Today’s Women’s Empowerment Initiative update comes from Haitian partner Fabienne Jean and FONDAMA. We first learned about FONDAMA when Fabienne spoke to a local network here in Asheville, North Carolina (USA) as part of the Presbyterian Hunger Program’s stateside planning efforts — a rare and welcomed opportunity to meet a partner! Since then, Seed Programs International Program Manager Naima Dido and FONDAMA coordinator Fabienne have been identifying ways that FONDAMA and our partners in the SPI Haiti Partnership Network can work together.
FONDAMA and their member organizations work toward food sovereignty by addressing the root causes of poverty in Haiti, including the promotion of cooperative agriculture, access to land and clean water, and education.

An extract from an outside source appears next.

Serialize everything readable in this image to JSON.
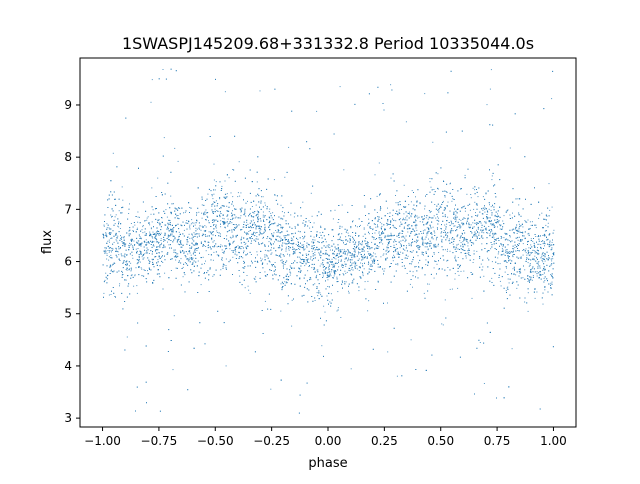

Fabienne Jean coordinates FONDAMA’s grassroots network of farmer organizations throughout Haiti and advocates for their communities. FONDAMA is not only led by a powerful woman — their programs prioritize access to resources for women who have children, and for the poorest farmers who have lost everything to natural disasters that are increasingly amplified by climate change. By prioritizing access for women, they are putting power back in the hands of mothers to improve their child’s and family’s nutrition.

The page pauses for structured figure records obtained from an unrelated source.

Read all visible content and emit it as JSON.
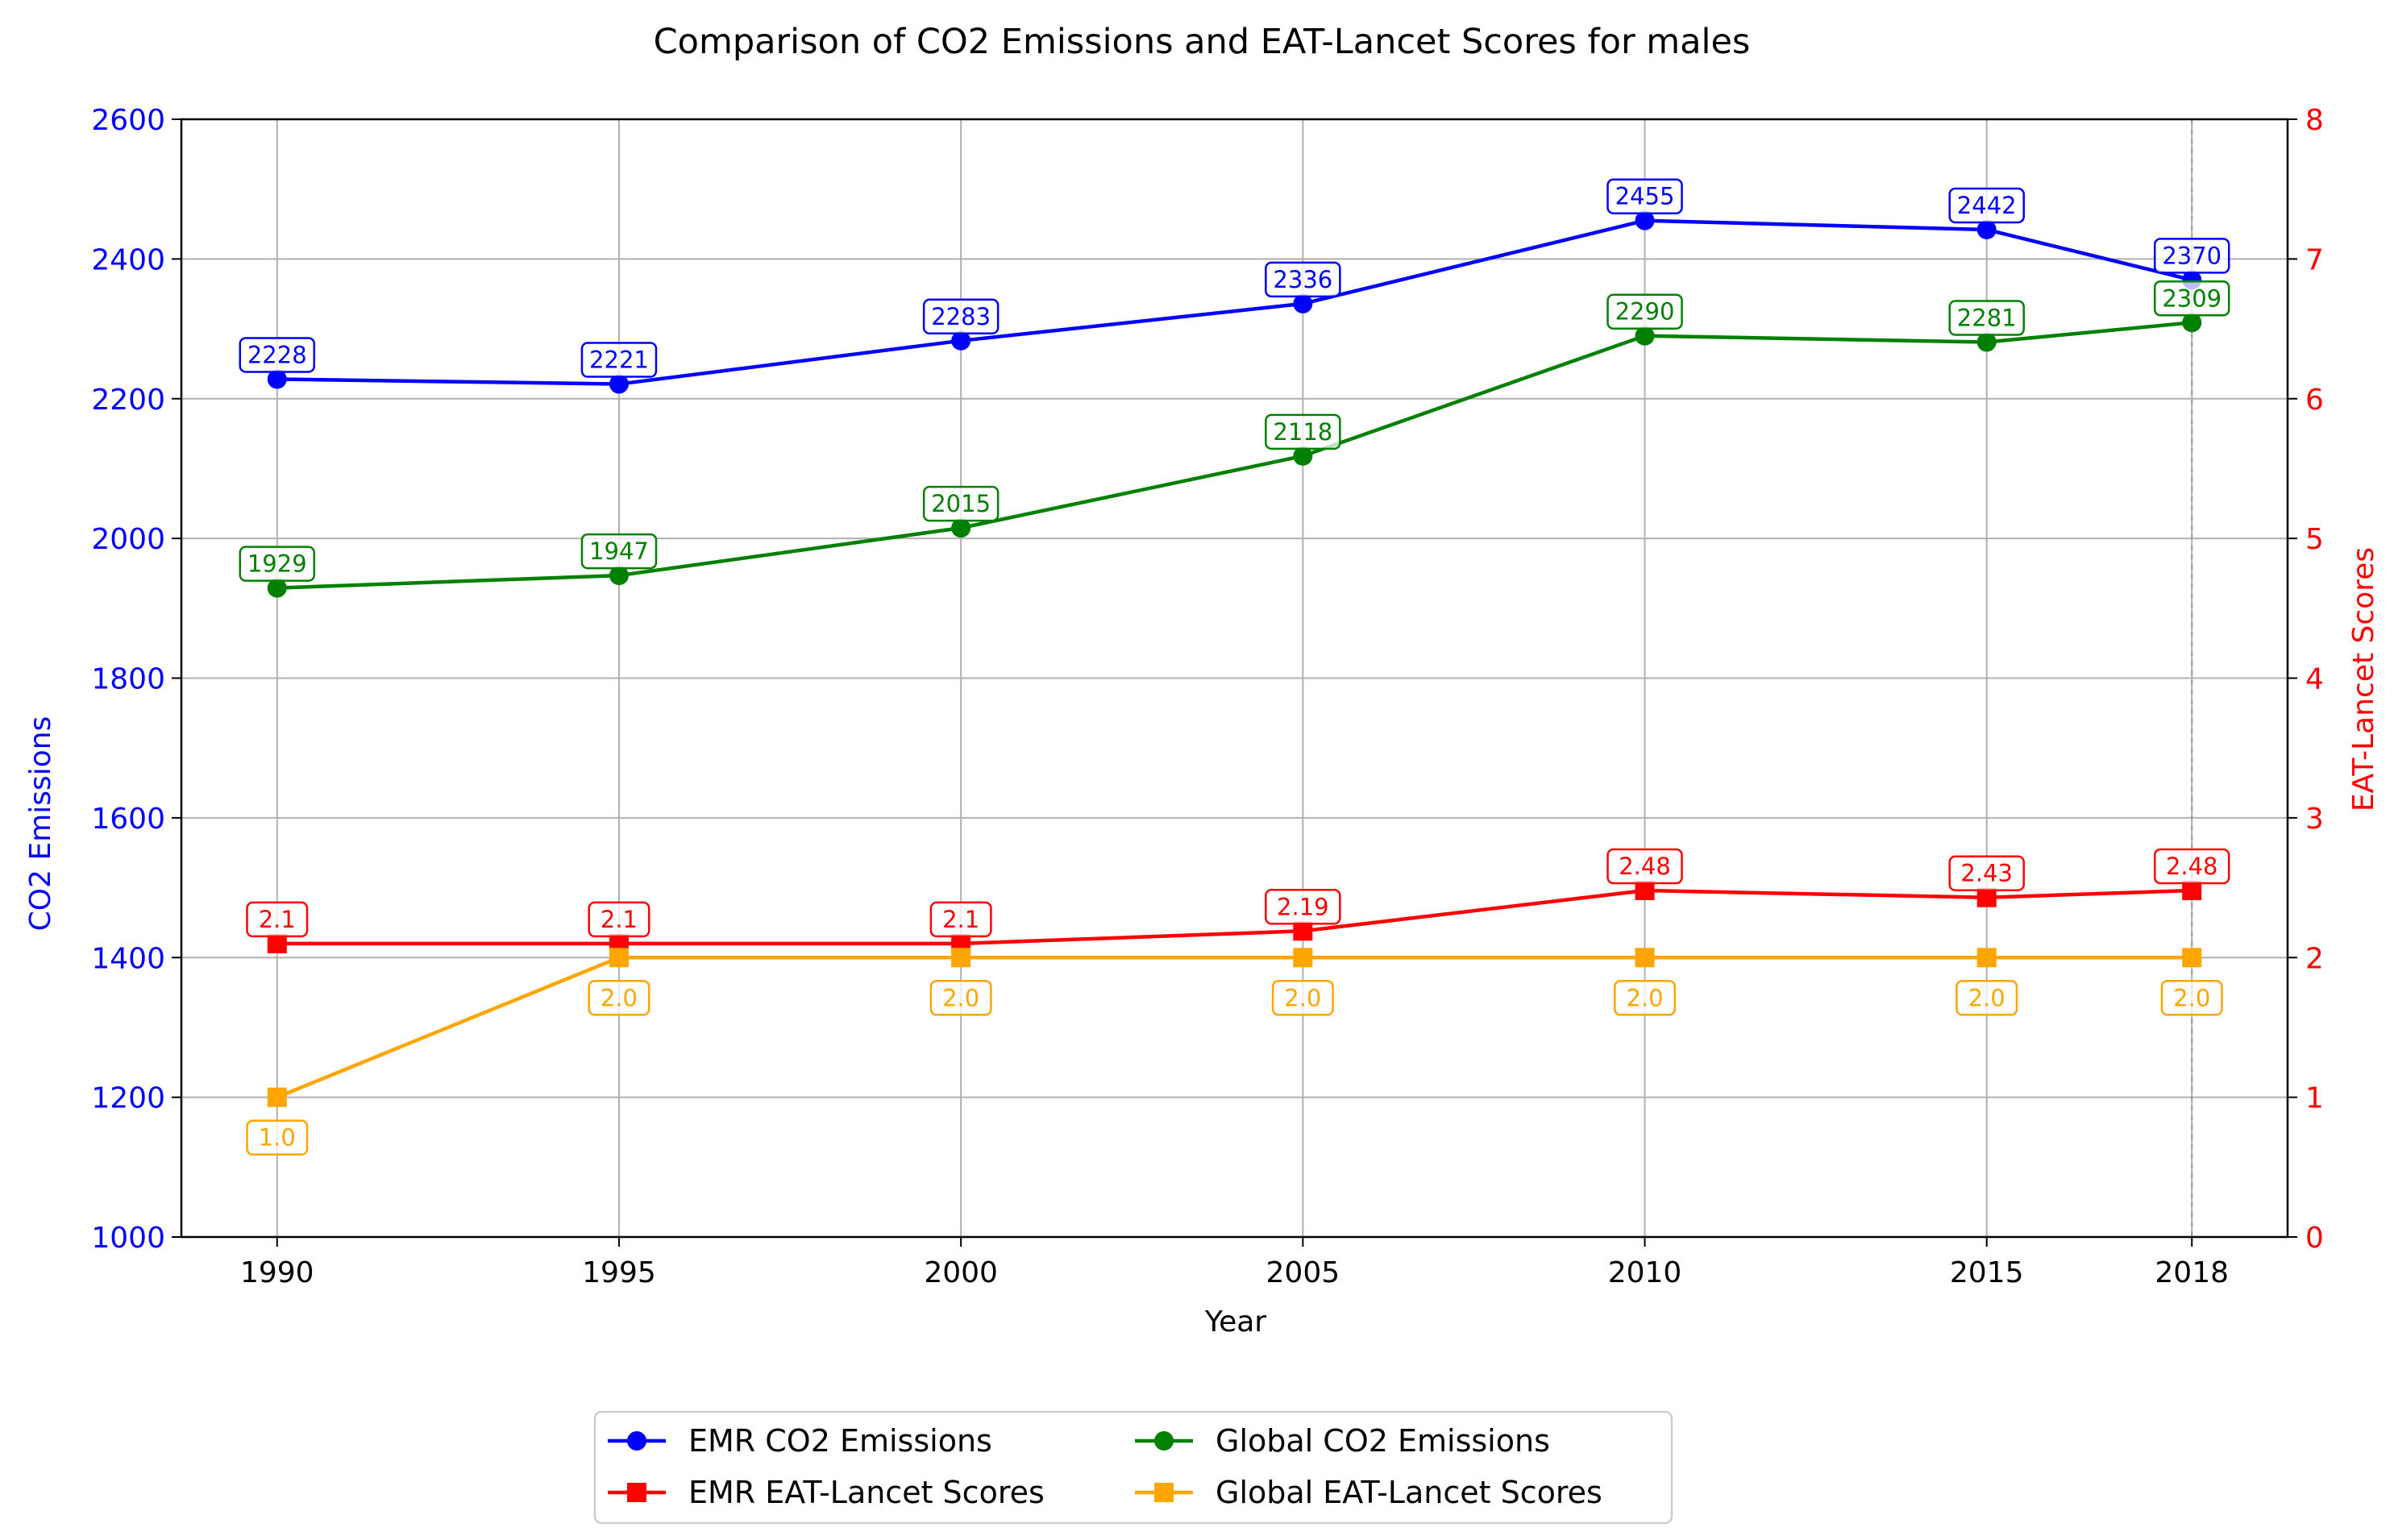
{
  "chart_data": {
    "type": "line",
    "title": "Comparison of CO2 Emissions and EAT-Lancet Scores for males",
    "xlabel": "Year",
    "ylabel_left": "CO2 Emissions",
    "ylabel_right": "EAT-Lancet Scores",
    "x": [
      1990,
      1995,
      2000,
      2005,
      2010,
      2015,
      2018
    ],
    "xlim": [
      1988.6,
      2019.4
    ],
    "ylim_left": [
      1000,
      2600
    ],
    "ylim_right": [
      0,
      8
    ],
    "yticks_left": [
      1000,
      1200,
      1400,
      1600,
      1800,
      2000,
      2200,
      2400,
      2600
    ],
    "yticks_right": [
      0,
      1,
      2,
      3,
      4,
      5,
      6,
      7,
      8
    ],
    "grid": true,
    "legend_position": "bottom-center",
    "series": [
      {
        "name": "EMR CO2 Emissions",
        "axis": "left",
        "marker": "circle",
        "color": "#0000ff",
        "values": [
          2228,
          2221,
          2283,
          2336,
          2455,
          2442,
          2370
        ],
        "labels": [
          "2228",
          "2221",
          "2283",
          "2336",
          "2455",
          "2442",
          "2370"
        ]
      },
      {
        "name": "Global CO2 Emissions",
        "axis": "left",
        "marker": "circle",
        "color": "#008000",
        "values": [
          1929,
          1947,
          2015,
          2118,
          2290,
          2281,
          2309
        ],
        "labels": [
          "1929",
          "1947",
          "2015",
          "2118",
          "2290",
          "2281",
          "2309"
        ]
      },
      {
        "name": "EMR EAT-Lancet Scores",
        "axis": "right",
        "marker": "square",
        "color": "#ff0000",
        "values": [
          2.1,
          2.1,
          2.1,
          2.19,
          2.48,
          2.43,
          2.48
        ],
        "labels": [
          "2.1",
          "2.1",
          "2.1",
          "2.19",
          "2.48",
          "2.43",
          "2.48"
        ]
      },
      {
        "name": "Global EAT-Lancet Scores",
        "axis": "right",
        "marker": "square",
        "color": "#ffa500",
        "values": [
          1.0,
          2.0,
          2.0,
          2.0,
          2.0,
          2.0,
          2.0
        ],
        "labels": [
          "1.0",
          "2.0",
          "2.0",
          "2.0",
          "2.0",
          "2.0",
          "2.0"
        ]
      }
    ],
    "legend_order": [
      0,
      2,
      1,
      3
    ],
    "left_axis_color": "#0000ff",
    "right_axis_color": "#ff0000"
  }
}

FONDAMA’s vision is large and long-term, intended to build a strong foundation for future generations. This is not easy work. They must adapt to the on-the-ground challenges that emerge in the wake of each disaster. Damaged infrastructure, worsened by recurring storms, means that partners can’t rely on traditional supply channels. FONDAMA and other SPI partners must innovate to accomplish some of the most basic agricultural tasks, like finding protected spaces to sow seeds and grow seedlings.

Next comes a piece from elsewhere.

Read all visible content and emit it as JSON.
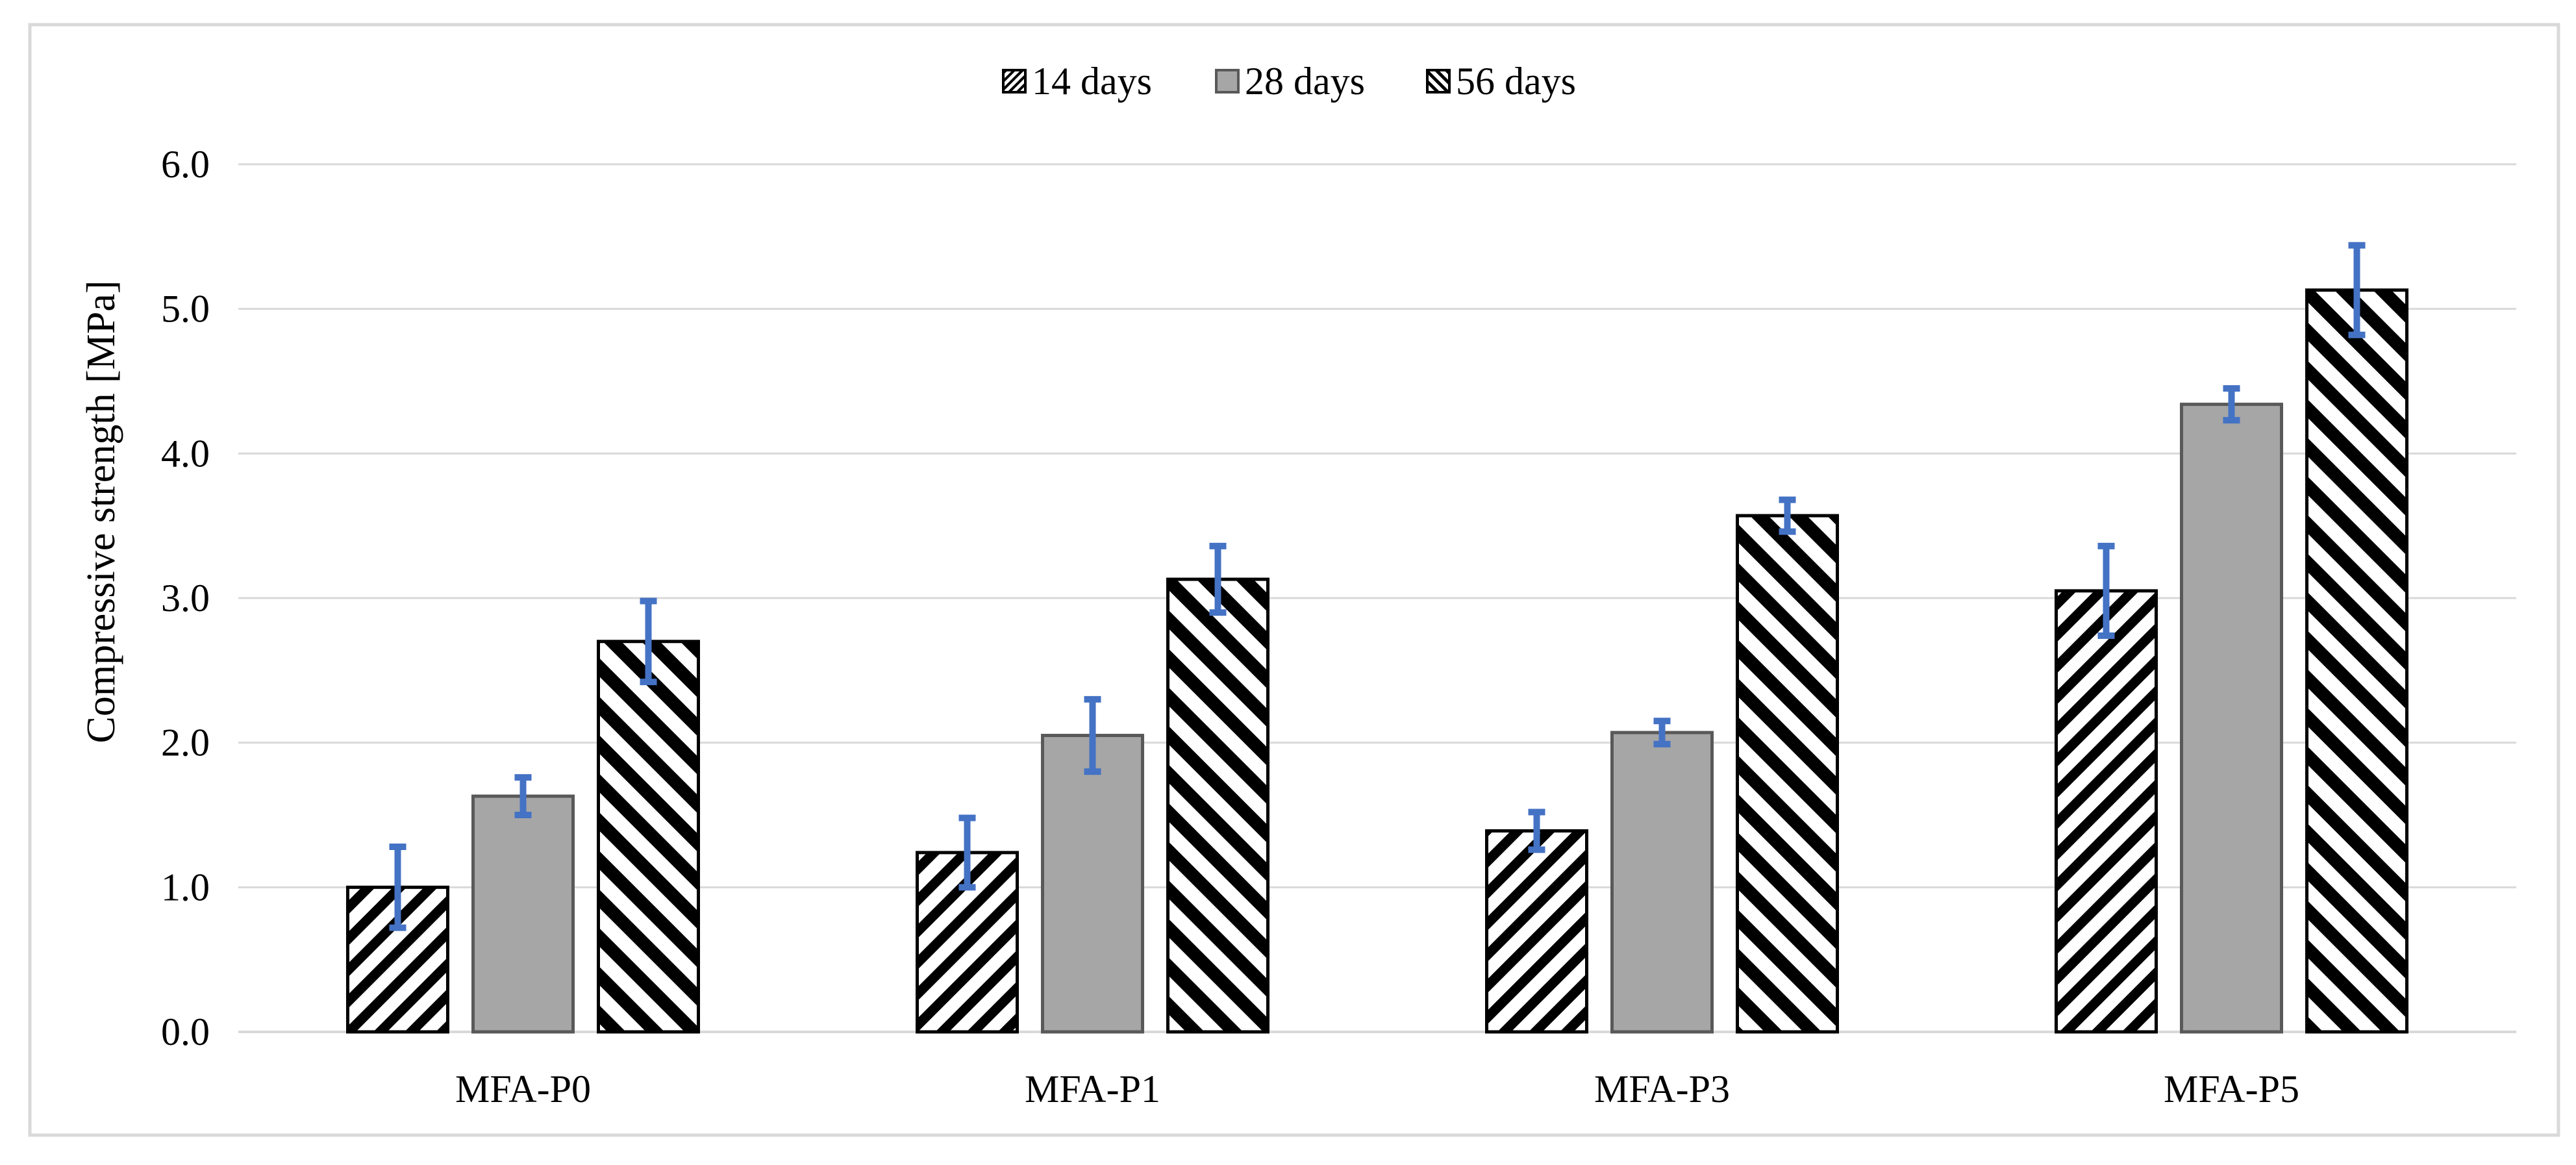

Fabienne says, “Right now, we have a lot of problems with the effects of climate change. We can have a lot of rain or a long drought season. Also, the reconstruction of roads and other infrastructure damaged by Hurricane Matthew [in 2016] has been slow and is ongoing.
“Since the hurricane, FONDAMA has put tremendous effort into training communities to change their old farming practices so they can be more resilient at the time of floods and other natural disasters. The seeds from SPI were very helpful. A partnership like SPI is very important to us because the lack of access to good seed is the biggest reason people do not grow vegetables here. When the seed is not good, people work so hard in the gardens and farms and get nothing but failure for their hard work. This kills the morale.
“The seeds grew in some areas where people were already familiar with growing vegetables, but not in all places that we gave them because of poor soil health, lack of water access, and other challenges. In response to the garden failures, we started a yard garden program that is designed to withstand flooding and wind.
“We trained the communities to turn tires inside out, put soil and compost in it, and grow their vegetable garden in the tires, which contain the soil securely against erosion. Tires are one solution, but we are also working on raised bed systems to plant seedlings that will not be washed away by flooding. We will use future seeds received from SPI to grow the seedlings.”
Working collectively, FONDAMA’s programs adapt to address people’s needs from the ground up. Not only do they identify what is needed for success, but they also assess what hasn’t worked and create solutions that are appropriate to a community’s specific context. FONDAMA is a Haitian Creole acronym fashioned from Fondasyon Men Lan Men Ayiti, which is translated to Hand-in-Hand Haiti Foundation. This is appropriate since they are on the ground, hand-in-hand with the farmers and families in their communities.
Thanks to your support of Sweet Blossom Gifts and the Women’s Empowerment Initiative, Fabienne has SPI seed for FONDAMA’s communities. We’re grateful for your support, and for the support of Sweet Blossom Gifts!